Annika Sharma

10 Ways to Prioritize Mental Health at Work

Grow your business
Oct 11th 2022

It's #worldmentalhealthday. As the Criya team comes off a packed week at an empowering conference full of hustling entrepreneurs, the productivity required for success has never been more apparent...and neither has the importance of holding mental health steady to do so.

According to the World Health Organization, twelve billion working days are lost every year to depression and anxiety alone. Depression and anxiety cost the global economy $1 trillion (US) each year predominantly from reduced productivity. And further research, cited by Psychology Today, found that full-time employees in the U.S. are putting in nearly one full extra day of work each week, on average, and forfeiting vacation days for fear of falling behind or losing their jobs.

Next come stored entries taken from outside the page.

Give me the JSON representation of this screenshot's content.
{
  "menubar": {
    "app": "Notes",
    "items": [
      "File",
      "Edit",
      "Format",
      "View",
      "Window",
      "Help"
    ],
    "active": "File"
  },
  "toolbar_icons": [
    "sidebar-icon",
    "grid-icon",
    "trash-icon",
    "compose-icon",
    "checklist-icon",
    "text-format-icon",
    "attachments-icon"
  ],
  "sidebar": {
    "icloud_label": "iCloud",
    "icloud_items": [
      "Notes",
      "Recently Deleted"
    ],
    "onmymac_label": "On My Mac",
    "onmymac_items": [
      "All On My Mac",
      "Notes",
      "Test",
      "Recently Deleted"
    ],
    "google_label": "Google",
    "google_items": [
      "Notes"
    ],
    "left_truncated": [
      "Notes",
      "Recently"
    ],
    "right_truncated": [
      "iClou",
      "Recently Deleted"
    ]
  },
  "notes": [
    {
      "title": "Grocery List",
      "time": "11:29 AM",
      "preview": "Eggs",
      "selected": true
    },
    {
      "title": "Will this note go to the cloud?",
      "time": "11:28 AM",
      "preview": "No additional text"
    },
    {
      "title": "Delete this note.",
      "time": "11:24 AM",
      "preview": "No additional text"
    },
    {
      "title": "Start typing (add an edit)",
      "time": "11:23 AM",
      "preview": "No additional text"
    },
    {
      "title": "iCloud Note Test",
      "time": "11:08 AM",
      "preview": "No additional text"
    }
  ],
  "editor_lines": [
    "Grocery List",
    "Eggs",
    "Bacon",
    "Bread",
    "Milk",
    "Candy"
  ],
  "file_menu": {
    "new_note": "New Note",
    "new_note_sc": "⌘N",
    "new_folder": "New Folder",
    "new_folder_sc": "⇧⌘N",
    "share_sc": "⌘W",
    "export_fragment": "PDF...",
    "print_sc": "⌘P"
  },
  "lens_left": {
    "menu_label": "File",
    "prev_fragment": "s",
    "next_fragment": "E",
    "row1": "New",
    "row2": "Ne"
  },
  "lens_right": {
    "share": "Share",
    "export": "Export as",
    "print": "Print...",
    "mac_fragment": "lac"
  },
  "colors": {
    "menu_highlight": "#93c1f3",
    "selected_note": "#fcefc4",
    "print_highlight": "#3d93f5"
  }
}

The emphasis on mental health and work-life balance has never been more pronounced. Whether you work in corporate, own a small business, or freelance, here are ten tips to find your 'me time' and prioritize mental health.

1. Take your breaks.

Lunch breaks and coffee breaks provide bodies and minds the chance to refresh and gain perspective. Though it isn't the easiest to step away when work is piling up and many feel guilt when pausing to relax, a study found that employees who were most productive actually took more breaks (17 minutes of a break to every 52 minutes of work) and didn't work any longer hours than others.

2. Commutes can be beneficial.

While longer commutes may impact mental health, utilizing commutes as opportunities to refresh may be beneficial. Take time to listen to a podcast of your choosing, read a book, peruse social media, listen to a Masterclass or Youtube video, catch up on phone calls with loved ones, or meditate.

3. Establish non-negotiables.

Boundaries, boundaries, boundaries. The most successful leaders have non-negotiables involved with their day. Whether it's eating dinner together as a family, a morning run, driving the kids to school, an hour's lunch break, or work blocks on a calendar that are meeting-free, ensure that your non-negotiables are exactly that: immovable and yours to determine.

4. Make working time efficient.

Can your tasks be delegated? Are you doom scrolling every ten minutes to avoid a task? Are you receiving alerts on your phone? Take a hard look at work habits and take advantage of distraction-free tactics so that work time is efficient, giving you more you time. Set your "Do Not Disturb," feature on your phone or work mode so that only important people or emails cause your phone to ding and break your focus. Apps like Forest plant trees for every block of time you set your focus to, and turn off your notifications. Methods like the Pomodoro method call for 20 minutes of work and a 5-minute break - set your timer and get to it!

5. Recognize when your mind is the sharpest and when it slows down.

Much like sleep, attention can flow in cycles. Are you an early bird? A night owl? A perennially tired pigeon? Knowing your rhythm can allow you to work during your mind's sharpest hours, set meetings for your slower ones, and draw boundaries around your precious time so that you're at your best when needed and you have the time to focus on yourself.

6. Prioritize your health.

Overwhelming to think about a million more habits you have to make time for? Choose the three you can stick with each day. Maybe that's waking up earlier, a 10-minute meditation, or a morning walk. Perhaps it's as simple as not checking your phone the second your alarm goes off and taking the first hour of your day to do what you love. Pick the three most essential elements of your health to work on, and ensure that you take small steps to optimize them. Making them priorities--equally as important as responding to emails or meeting with a client--ensures that each day has time for you to decompress.

7. Build the habits slowly.

Figuring out a work-life balance can be stressful--the opposite of what the balance is supposed to be doing for you! Guilt is real. Start with one habit a week. Once you've established a routine with it, tack on another. This allows a settling-in period for each habit, and a gradual build-up of you-time so that laying off the gas at work doesn't feel like a drastic slowdown.

8. Set an example.

Colleagues and friends often learn about work-life balance from each other. From salaries to work culture, the behavior of others in your workplace set the expectation for what is needed from you and at what cost. Don't hesitate to say, "I'm going to grab a coffee," or "I'm going to take five minutes," and set a positive example. By advocating for yourself, you may be advocating for others to own their own health.

9. Learn to say, "It's good enough."

There are two harsh truths involved with pursuing perfection--firstly, no one can have it all. Secondly, not everything requires 100% effort (some things do!). A 95% is still an A. While perfection is often confused with mastery, it can also slow down work productivity, increase stress, and remove the opportunity for a person to relax. Analyze work time and determine whether there is a "good enough," point where all deliverables are met, the quality is excellent, and all parties are content. Allowing yourself to recognize when something is good enough frees up time and effort to then focus on you.

10. Take your inventory...regularly.

Are you feeling satisfied at your job? Is it challenging? Do you feel accomplished at the end of the day or are you hitting the sack completely depleted? Take inventory once a week, at least, to see what elements of your day you may need to adjust. Perhaps you have to budget an extra hour of sleep or choose relaxing music on your commute rather than client calls--evaluate and reevaluate on a regular basis what patterns are working for you both at home and at work to ensure you're the best you.